Le boxeur de la décennie

Floyd Mayweather, le lifestyle d’une machine

27 septembre 2011 . Pas de commentaire
By Alex, in Featured, Lifestyle

Les sportifs sont tous un jour des perdants, puis le lendemain, certains des gagnants. En revanche, très peu sont devenus et deviendront des icônes qui, bien au-delà de leurs compétences techniques et athlétiques, possèdent quelque chose en eux qui les rend différents au premier coup d’œil. Parmi ceux qui avaient la faculté de faire gagner, Zidane avait cette nonchalance alors que Michael Jordan usait de son charisme sur et en dehors des terrains. C’est d’ailleurs là l’essence même de l’icône, car vaincre est une chose que beaucoup ont un jour accompli, mais rares sont ceux à l’avoir fait avec un style particulier, que celui-ci divise ou rassemble… C’est sans conteste le cas du boxeur Floyd Mayweather dont le personnage pourrait bien renvoyer au placard Rocky et son « Adriannnn » de chochotte

Floyd, la parlotte…

On a tous en mémoire les frasques verbales d’un certain Mohammed Ali qui savait user de ses talents de lyriciste pour déstabiliser son adversaire avec une grosse pincée d’arrogance… Et bien c’est dans cette lignée mais avec son propre flow que Floyd s’inscrit. En effet, bien plus qu’un simple boxeur, c’est avant tout un personnage qui a su se construire une image, une apparence, un style qui s’illustre par une langue bien pendue avant, pendant et après la victoire. Le dernier exemple en date est un « You’re The Next » balancé à l’attention de Manny Pacquio avant même d’avoir battu Victor Ortiz qui était son prochain adversaire au moment des faits, comme si cela était une banalité d’usage. Apparemment oui !
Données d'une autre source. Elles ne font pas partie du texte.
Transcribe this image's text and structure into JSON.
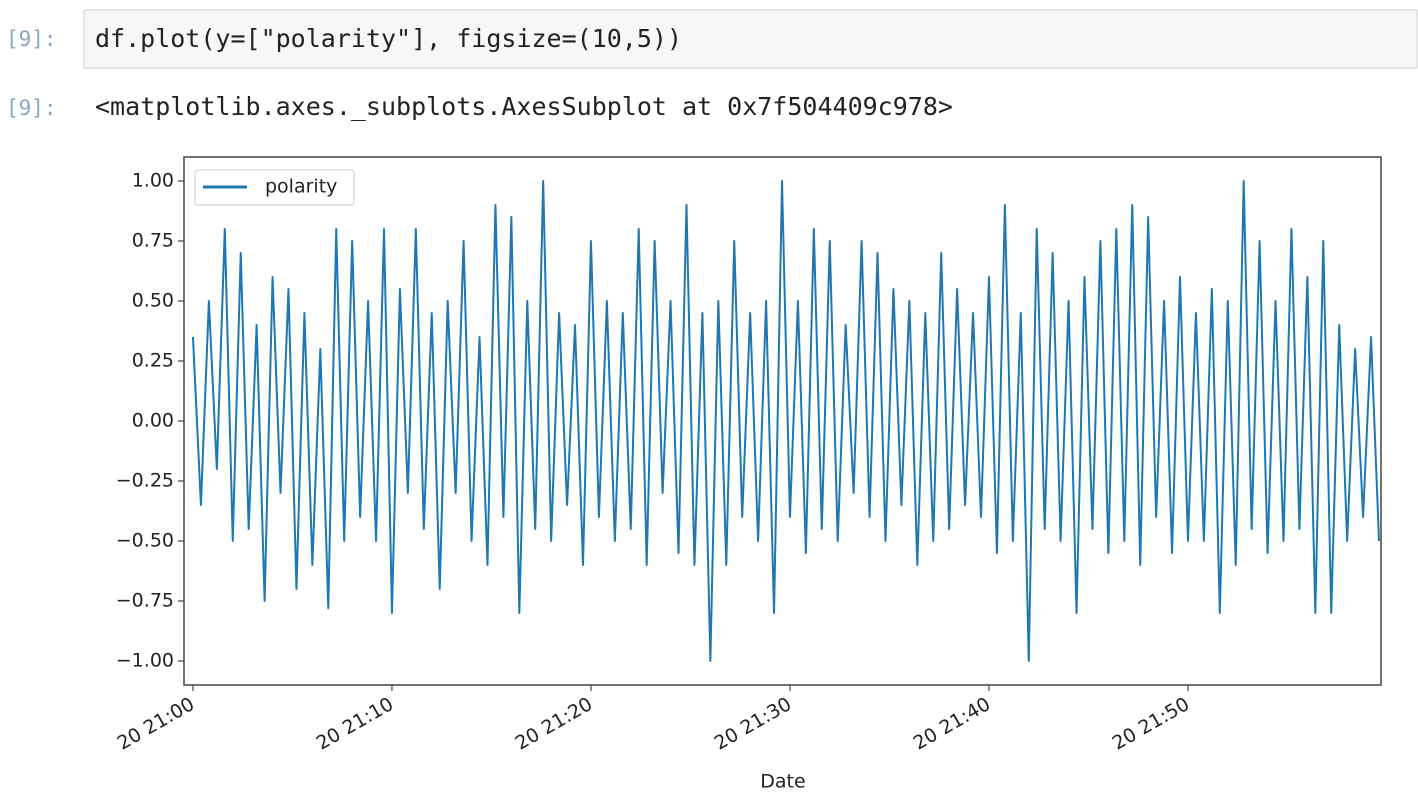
{
  "notebook": {
    "input": {
      "prompt": "[9]:",
      "code": "df.plot(y=[\"polarity\"], figsize=(10,5))"
    },
    "output": {
      "prompt": "[9]:",
      "text": "<matplotlib.axes._subplots.AxesSubplot at 0x7f504409c978>"
    }
  },
  "chart_data": {
    "type": "line",
    "xlabel": "Date",
    "grid": false,
    "legend": "upper left",
    "xlim": [
      -0.45,
      59.7
    ],
    "ylim": [
      -1.1,
      1.1
    ],
    "xticks": [
      {
        "value": 0,
        "label": "20 21:00"
      },
      {
        "value": 10,
        "label": "20 21:10"
      },
      {
        "value": 20,
        "label": "20 21:20"
      },
      {
        "value": 30,
        "label": "20 21:30"
      },
      {
        "value": 40,
        "label": "20 21:40"
      },
      {
        "value": 50,
        "label": "20 21:50"
      }
    ],
    "yticks": [
      {
        "value": 1,
        "label": "1.00"
      },
      {
        "value": 0.75,
        "label": "0.75"
      },
      {
        "value": 0.5,
        "label": "0.50"
      },
      {
        "value": 0.25,
        "label": "0.25"
      },
      {
        "value": 0,
        "label": "0.00"
      },
      {
        "value": -0.25,
        "label": "−0.25"
      },
      {
        "value": -0.5,
        "label": "−0.50"
      },
      {
        "value": -0.75,
        "label": "−0.75"
      },
      {
        "value": -1,
        "label": "−1.00"
      }
    ],
    "x": [
      0,
      0.4,
      0.8,
      1.2,
      1.6,
      2,
      2.4,
      2.8,
      3.2,
      3.6,
      4,
      4.4,
      4.8,
      5.2,
      5.6,
      6,
      6.4,
      6.8,
      7.2,
      7.6,
      8,
      8.4,
      8.8,
      9.2,
      9.6,
      10,
      10.4,
      10.8,
      11.2,
      11.6,
      12,
      12.4,
      12.8,
      13.2,
      13.6,
      14,
      14.4,
      14.8,
      15.2,
      15.6,
      16,
      16.4,
      16.8,
      17.2,
      17.6,
      18,
      18.4,
      18.8,
      19.2,
      19.6,
      20,
      20.4,
      20.8,
      21.2,
      21.6,
      22,
      22.4,
      22.8,
      23.2,
      23.6,
      24,
      24.4,
      24.8,
      25.2,
      25.6,
      26,
      26.4,
      26.8,
      27.2,
      27.6,
      28,
      28.4,
      28.8,
      29.2,
      29.6,
      30,
      30.4,
      30.8,
      31.2,
      31.6,
      32,
      32.4,
      32.8,
      33.2,
      33.6,
      34,
      34.4,
      34.8,
      35.2,
      35.6,
      36,
      36.4,
      36.8,
      37.2,
      37.6,
      38,
      38.4,
      38.8,
      39.2,
      39.6,
      40,
      40.4,
      40.8,
      41.2,
      41.6,
      42,
      42.4,
      42.8,
      43.2,
      43.6,
      44,
      44.4,
      44.8,
      45.2,
      45.6,
      46,
      46.4,
      46.8,
      47.2,
      47.6,
      48,
      48.4,
      48.8,
      49.2,
      49.6,
      50,
      50.4,
      50.8,
      51.2,
      51.6,
      52,
      52.4,
      52.8,
      53.2,
      53.6,
      54,
      54.4,
      54.8,
      55.2,
      55.6,
      56,
      56.4,
      56.8,
      57.2,
      57.6,
      58,
      58.4,
      58.8,
      59.2,
      59.6
    ],
    "series": [
      {
        "name": "polarity",
        "color": "#1f77b4",
        "values": [
          0.35,
          -0.35,
          0.5,
          -0.2,
          0.8,
          -0.5,
          0.7,
          -0.45,
          0.4,
          -0.75,
          0.6,
          -0.3,
          0.55,
          -0.7,
          0.45,
          -0.6,
          0.3,
          -0.78,
          0.8,
          -0.5,
          0.75,
          -0.4,
          0.5,
          -0.5,
          0.8,
          -0.8,
          0.55,
          -0.3,
          0.8,
          -0.45,
          0.45,
          -0.7,
          0.5,
          -0.3,
          0.75,
          -0.5,
          0.35,
          -0.6,
          0.9,
          -0.4,
          0.85,
          -0.8,
          0.5,
          -0.45,
          1.0,
          -0.5,
          0.45,
          -0.35,
          0.4,
          -0.6,
          0.75,
          -0.4,
          0.5,
          -0.5,
          0.45,
          -0.45,
          0.8,
          -0.6,
          0.75,
          -0.3,
          0.5,
          -0.55,
          0.9,
          -0.6,
          0.45,
          -1.0,
          0.5,
          -0.6,
          0.75,
          -0.4,
          0.45,
          -0.5,
          0.5,
          -0.8,
          1.0,
          -0.4,
          0.5,
          -0.55,
          0.8,
          -0.45,
          0.75,
          -0.5,
          0.4,
          -0.3,
          0.75,
          -0.4,
          0.7,
          -0.5,
          0.55,
          -0.35,
          0.5,
          -0.6,
          0.45,
          -0.5,
          0.7,
          -0.45,
          0.55,
          -0.35,
          0.45,
          -0.4,
          0.6,
          -0.55,
          0.9,
          -0.5,
          0.45,
          -1.0,
          0.8,
          -0.45,
          0.7,
          -0.5,
          0.5,
          -0.8,
          0.6,
          -0.45,
          0.75,
          -0.55,
          0.8,
          -0.5,
          0.9,
          -0.6,
          0.85,
          -0.4,
          0.5,
          -0.55,
          0.6,
          -0.5,
          0.45,
          -0.5,
          0.55,
          -0.8,
          0.5,
          -0.6,
          1.0,
          -0.45,
          0.75,
          -0.55,
          0.5,
          -0.5,
          0.8,
          -0.45,
          0.6,
          -0.8,
          0.75,
          -0.8,
          0.4,
          -0.5,
          0.3,
          -0.4,
          0.35,
          -0.5
        ]
      }
    ]
  }
}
Et quand le proche de 50 Cent, surnommé « Pretty Boy » (rien à voir avec le titre de Soulja Boy) ne provoque pas ses concurrents, c’est avec le poids lourd Ricky Rozay qu’il s’embrouille par paroles et interviews interposées. Rick Ross se fait alors taquiner sur son passé de maton pendant qu’en retour Floyd est régulièrement insulté et vanné par le patron de Maybach Music. En fait, rien d’autre qu’une grosse histoire d’enfantillages inutiles.

Quoi qu’il en soit, si le comportement du pugiliste n’est pas approuvé par tous, contester sa supérioté serait comme remettre en question le statut d’Elu d’un certain NEO (le mec sapé en cuir dans Matrix)

…Au service de Mayweather l’excellence

C’est bien souvent facile de déblatérer des conneries toute la journée mais en sport, les mots perdent rapidement de leur sens lorsque qu’ils sont délaissés par les actes. Heureusement, pour un personnage atypique tel que l’est celui qui a eu le droit à un pseudo featuring avec Ludacris (sur le morceau « undisputed ») , l’aisance oratoire et la prétention sont à la hauteur de ses exploits sur le ring. En effet, n’ayons pas peur de dire les choses car même s’il y aura toujours des détracteurs, Floyd est indéniablement le meilleur boxeur de ces 10 dernières années et une unique statistique parle d’elle-même :

42 combats professionnels, 42 victoires.

Vous l’aurez compris, Floyd « Money » Mayweather est un produit dont le packaging, une fois ouvert, laisse entrevoir des fonctionnalités quasi-extraterrestres qui ont dernièrement mis K.O Victor Ortiz d’une manière controversée mais efficace. Pour ce qui est de la publicité, elle est assurée à base de vidéos Youtube entretenant le mythe de « la machine » et in extenso, celui de l’homme à abattre.